ICM researchers involved in SYBIL

Prof Drew Rowan (Head of Musculoskeletal Research group) – I am primarily interested in the cellular and molecular mechanisms that regulate the induction of the potent matrix-degrading proteinases that are involved in pathological tissue destruction. My focus is on both the metalloprteinases and the serine proteinases since these act extracellularly to degrade extacellular matrices. My work therefore encompasses molecular events that occur both extracellulary (eg. proenzyme activation) as well as intracellularly (eg. cell signalling). The generation of a detailed understanding of such fundamental events that drive the tissue destruction prevalent in arthritis may well yield new therapeutic targets to prevent further joint damage. Current projects in my lab focus on understanding the molecular effects that mediate synergistic gene transcription of various metalloproteinases as well as identify proteinases that are involved in the activation cascades of these extracellular matrix-degrading enzymes. Other projects are assessing the impact of various signal transduction pathways that lead to the induction of metalloproteinase genes in chondrocytes.

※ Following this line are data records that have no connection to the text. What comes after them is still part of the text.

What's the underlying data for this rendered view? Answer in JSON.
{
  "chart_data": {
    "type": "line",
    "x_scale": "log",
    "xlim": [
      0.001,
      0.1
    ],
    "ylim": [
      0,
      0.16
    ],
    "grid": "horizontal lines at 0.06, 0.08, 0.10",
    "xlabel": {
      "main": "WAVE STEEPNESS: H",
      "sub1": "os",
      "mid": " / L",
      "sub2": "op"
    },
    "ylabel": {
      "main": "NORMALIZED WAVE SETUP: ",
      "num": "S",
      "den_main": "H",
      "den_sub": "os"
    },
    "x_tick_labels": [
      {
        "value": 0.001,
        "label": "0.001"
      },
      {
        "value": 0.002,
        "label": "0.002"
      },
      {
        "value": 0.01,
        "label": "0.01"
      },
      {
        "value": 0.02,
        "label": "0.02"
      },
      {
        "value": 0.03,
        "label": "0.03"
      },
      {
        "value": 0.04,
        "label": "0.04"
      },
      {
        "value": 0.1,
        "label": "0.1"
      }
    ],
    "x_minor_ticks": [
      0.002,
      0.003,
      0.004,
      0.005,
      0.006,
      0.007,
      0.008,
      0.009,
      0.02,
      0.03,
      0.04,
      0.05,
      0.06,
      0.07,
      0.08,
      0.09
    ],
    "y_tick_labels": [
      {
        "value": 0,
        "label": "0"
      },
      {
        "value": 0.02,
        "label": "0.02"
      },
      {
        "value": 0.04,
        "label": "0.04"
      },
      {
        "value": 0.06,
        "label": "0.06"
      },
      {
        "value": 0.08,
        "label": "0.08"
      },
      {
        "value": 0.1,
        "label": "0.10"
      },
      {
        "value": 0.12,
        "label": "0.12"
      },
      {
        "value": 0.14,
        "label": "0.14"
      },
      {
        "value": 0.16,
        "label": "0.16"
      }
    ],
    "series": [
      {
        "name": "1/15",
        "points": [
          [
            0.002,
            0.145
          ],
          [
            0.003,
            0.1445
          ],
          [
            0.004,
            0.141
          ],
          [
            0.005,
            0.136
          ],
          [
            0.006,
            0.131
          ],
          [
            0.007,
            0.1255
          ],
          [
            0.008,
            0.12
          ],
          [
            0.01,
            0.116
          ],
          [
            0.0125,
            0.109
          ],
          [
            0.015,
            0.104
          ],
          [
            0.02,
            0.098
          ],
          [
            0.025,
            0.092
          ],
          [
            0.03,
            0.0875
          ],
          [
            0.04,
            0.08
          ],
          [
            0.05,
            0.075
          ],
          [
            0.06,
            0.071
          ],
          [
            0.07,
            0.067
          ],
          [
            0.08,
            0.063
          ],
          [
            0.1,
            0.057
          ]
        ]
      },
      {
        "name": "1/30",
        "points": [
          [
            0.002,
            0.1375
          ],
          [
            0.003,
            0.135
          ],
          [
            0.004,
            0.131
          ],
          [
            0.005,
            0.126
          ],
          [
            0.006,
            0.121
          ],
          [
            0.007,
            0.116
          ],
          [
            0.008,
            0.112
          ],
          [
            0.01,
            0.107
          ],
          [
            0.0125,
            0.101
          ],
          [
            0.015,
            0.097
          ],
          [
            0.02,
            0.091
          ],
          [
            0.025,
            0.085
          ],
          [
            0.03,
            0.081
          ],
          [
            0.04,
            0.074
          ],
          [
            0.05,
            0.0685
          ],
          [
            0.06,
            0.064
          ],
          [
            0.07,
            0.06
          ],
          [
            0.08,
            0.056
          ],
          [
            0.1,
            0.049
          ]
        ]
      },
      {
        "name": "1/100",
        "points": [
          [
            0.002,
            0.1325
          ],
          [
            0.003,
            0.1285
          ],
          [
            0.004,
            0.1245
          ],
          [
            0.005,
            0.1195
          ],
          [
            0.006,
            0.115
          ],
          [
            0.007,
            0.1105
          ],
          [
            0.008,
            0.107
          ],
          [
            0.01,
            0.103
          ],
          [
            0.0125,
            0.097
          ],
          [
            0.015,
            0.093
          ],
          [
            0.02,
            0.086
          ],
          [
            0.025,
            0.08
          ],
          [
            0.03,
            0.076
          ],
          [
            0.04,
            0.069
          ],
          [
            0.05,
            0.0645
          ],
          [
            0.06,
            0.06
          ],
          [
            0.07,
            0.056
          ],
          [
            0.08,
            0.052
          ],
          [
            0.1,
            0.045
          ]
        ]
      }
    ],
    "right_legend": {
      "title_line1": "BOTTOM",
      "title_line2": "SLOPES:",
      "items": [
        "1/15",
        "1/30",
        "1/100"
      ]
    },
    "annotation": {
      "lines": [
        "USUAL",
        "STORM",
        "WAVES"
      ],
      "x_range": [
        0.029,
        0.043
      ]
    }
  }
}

Dr David Young – My research interests include the expression and regulation of metalloproteinases (MPs) and their inhibitors the TIMPs, particularly in the context of osteoarthritis (OA). My laboratory focus is how these genes are epigenetically regulated; by microRNAs, DNA methylation and chromatin modifications. We are also investigating the role of mitochondria and the role of ubiquitination in OA. Age is the major risk factor for Osteoarthritis. Little is known about the changes within cartilage with age. Cellular senescence is the phenomenon where cells lose the ability to divide. There is currently weak data showing that chondrocytes, the cells of cartilage senesce. We are testing whether chondrocytes do senesce and what the causes and consequences of this senescence are. We have pioneered siRNA technology within the collaborative group to both the key cartilage degrading MPs and the HDACs identified above and are developing methods to deliver these to intact cartilage explants. The generation of quantitative real-time RT-PCR primers and probes for the bovine collagenase, gelatinase and aggrecanase homologues will provide a useful resource for the collaborative group as a whole.